Kraliyet Tarihinden Bir Kesit
Meyveli kek, aslen 1931-1969 yılları arasında Edinburgh’daki Holyroodhouse Sarayı’nda hizmetçi olarak görev yapan Marion Polson’a hediye edilmişti ve kraliyet çiftinin düğün hediyesine yaptığı katkılardan dolayı bir takdir ifadesi olarak verilmişti.
Reeman Dansie müzayede evinden James Grinter, bu buluntunun önemini vurgulayarak, bunu “muhteşem pastanın küçük bir zaman kapsülü” olarak tanımladı.
Dilimin başlangıçta 500 £ civarında satılması bekleniyordu, ancak ilgi arttı ve Çin’den bir teklif sahibinin telefonla satın almasıyla sonuçlandı. Bu özel pastanın etrafındaki nostalji, orijinal sunum kutusu ve Kraliçe II. Elizabeth’in Bayan Polson’ın düşünceli hediyesi için minnettarlığını ifade eden bir mektubuyla daha da arttı.
Önem ve Koşul
Orijinal düğün pastası, İngiltere’de karne uygulamasının yaygın olduğu bir dönemde böylesine kraliyet bir etkinliğe yakışan ihtişamı yansıtan, alkolle tatlandırılmış, etkileyici dört katlı bir pastaydı.

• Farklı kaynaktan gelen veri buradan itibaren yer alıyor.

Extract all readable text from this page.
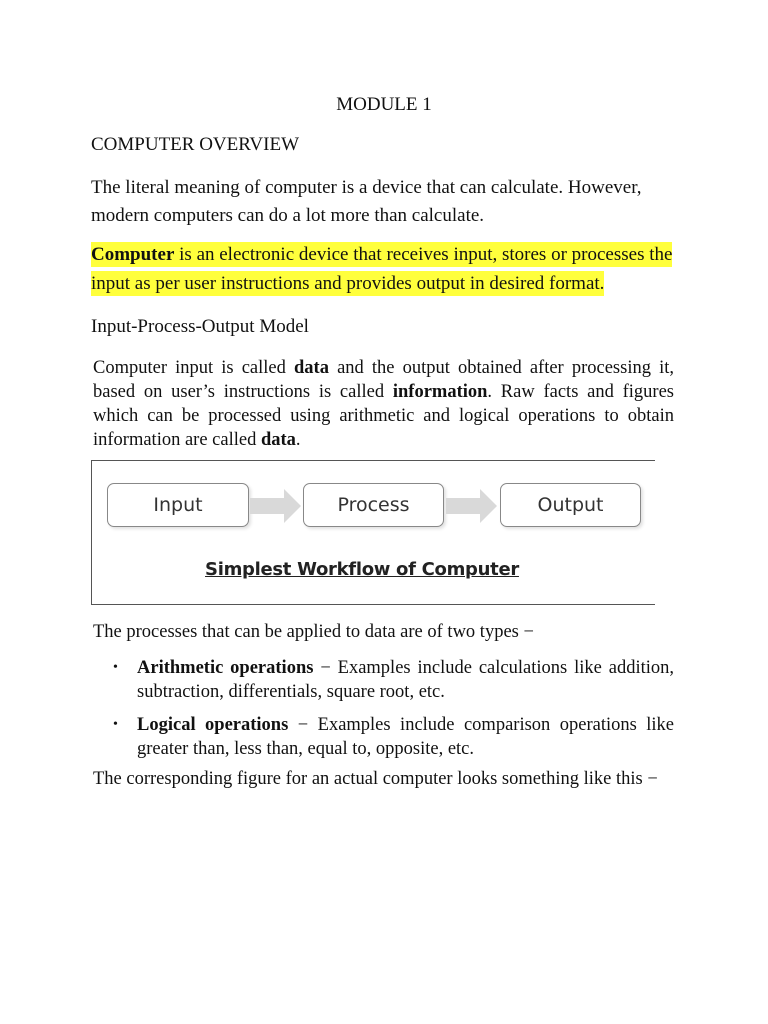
MODULE 1
COMPUTER OVERVIEW
The literal meaning of computer is a device that can calculate. However, modern computers can do a lot more than calculate.
Computer is an electronic device that receives input, stores or processes the input as per user instructions and provides output in desired format.
Input-Process-Output Model
Computer input is called data and the output obtained after processing it, based on user’s instructions is called information. Raw facts and figures which can be processed using arithmetic and logical operations to obtain information are called data.
Input	Process	Output
Simplest Workflow of Computer
The processes that can be applied to data are of two types −
• Arithmetic operations − Examples include calculations like addition, subtraction, differentials, square root, etc.
• Logical operations − Examples include comparison operations like greater than, less than, equal to, opposite, etc.
The corresponding figure for an actual computer looks something like this −
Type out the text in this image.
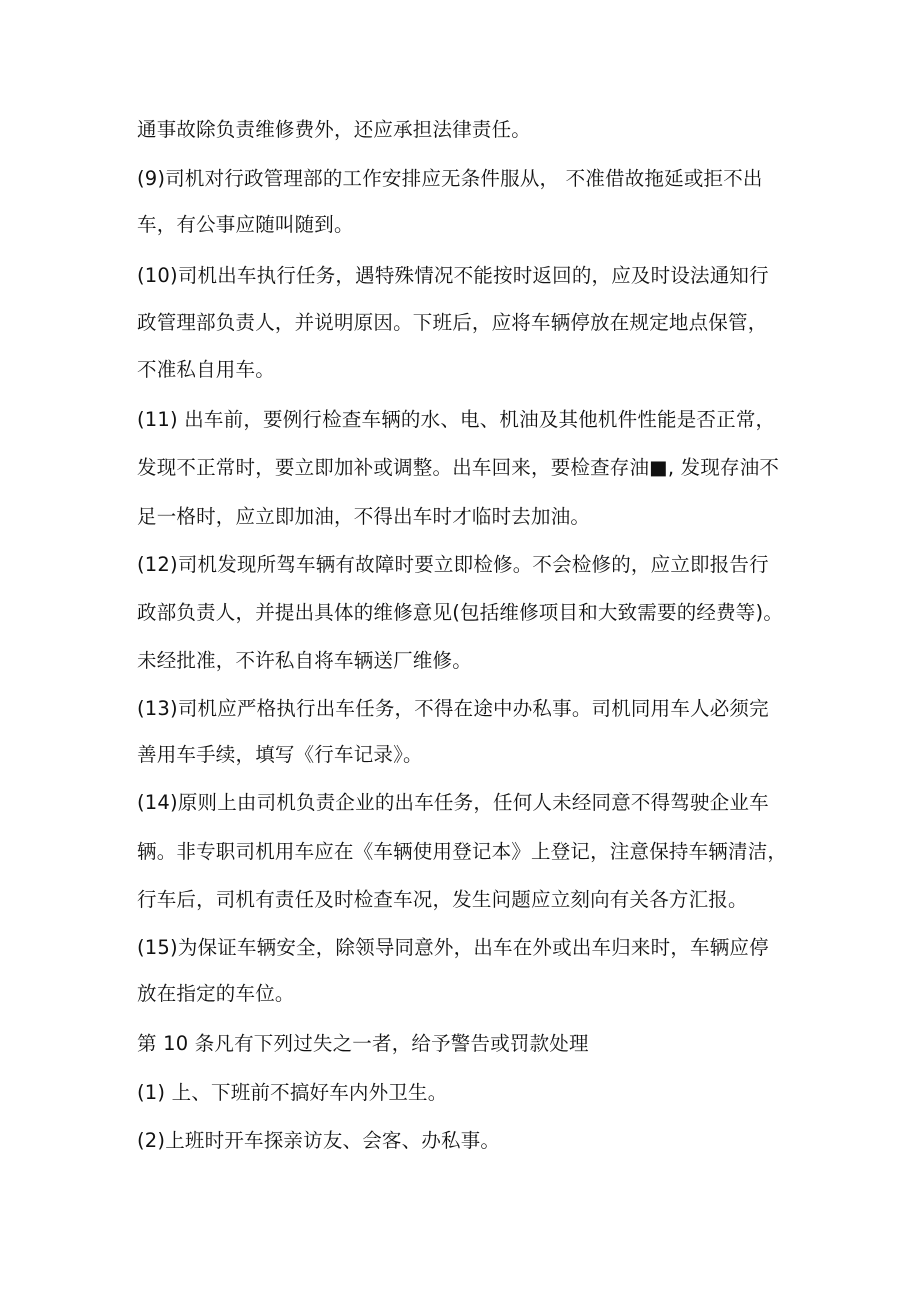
通事故除负责维修费外，还应承担法律责任。
(9)司机对行政管理部的工作安排应无条件服从， 不准借故拖延或拒不出
车，有公事应随叫随到。
(10)司机出车执行任务，遇特殊情况不能按时返回的，应及时设法通知行
政管理部负责人，并说明原因。下班后，应将车辆停放在规定地点保管，
不准私自用车。
(11) 出车前，要例行检查车辆的水、电、机油及其他机件性能是否正常，
发现不正常时，要立即加补或调整。出车回来，要检查存油■, 发现存油不
足一格时，应立即加油，不得出车时才临时去加油。
(12)司机发现所驾车辆有故障时要立即检修。不会检修的，应立即报告行
政部负责人，并提出具体的维修意见(包括维修项目和大致需要的经费等)。
未经批准，不许私自将车辆送厂维修。
(13)司机应严格执行出车任务，不得在途中办私事。司机同用车人必须完
善用车手续，填写《行车记录》。
(14)原则上由司机负责企业的出车任务，任何人未经同意不得驾驶企业车
辆。非专职司机用车应在《车辆使用登记本》上登记，注意保持车辆清洁，
行车后，司机有责任及时检查车况，发生问题应立刻向有关各方汇报。
(15)为保证车辆安全，除领导同意外，出车在外或出车归来时，车辆应停
放在指定的车位。
第 10 条凡有下列过失之一者，给予警告或罚款处理
(1) 上、下班前不搞好车内外卫生。
(2)上班时开车探亲访友、会客、办私事。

Bay Grinter, bunun müzayedede satılan ilk tam dilim olduğunu belirterek, nadirliğini vurguladı:
“Bu aslında çok çok nadir bulunan orijinal içeriğe sahip.”
Bay Grinter, tarihi değerine rağmen pastanın artık en iyi durumda olmadığını ve bugün tüketilmeye uygun olmayacağını içtenlikle paylaştı.
Bu dilimin keşfi, yalnızca kraliyet hatıralarına duyulan kalıcı hayranlığı vurgulamakla kalmıyor, aynı zamanda kişisel eşyaların bizi tarihin önemli anlarıyla nasıl bağlayabileceğini de sergiliyor. Koleksiyoncular ve meraklılar bu tür hazineleri aramaya devam ettikçe, başka hangi gizli mücevherlerin hala keşfedilmeyi beklediğine dair sorular ortaya çıkıyor.
İleriye baktığımızda, bu müzayede kişisel hikayeler ile kraliyet tarihi arasındaki kesişimi hatırlatarak, önemli şahsiyetlere ait diğer eserlerin, onların yaşamları ve dönemleri hakkında neler ortaya çıkarabileceği konusunda merak uyandırıyor.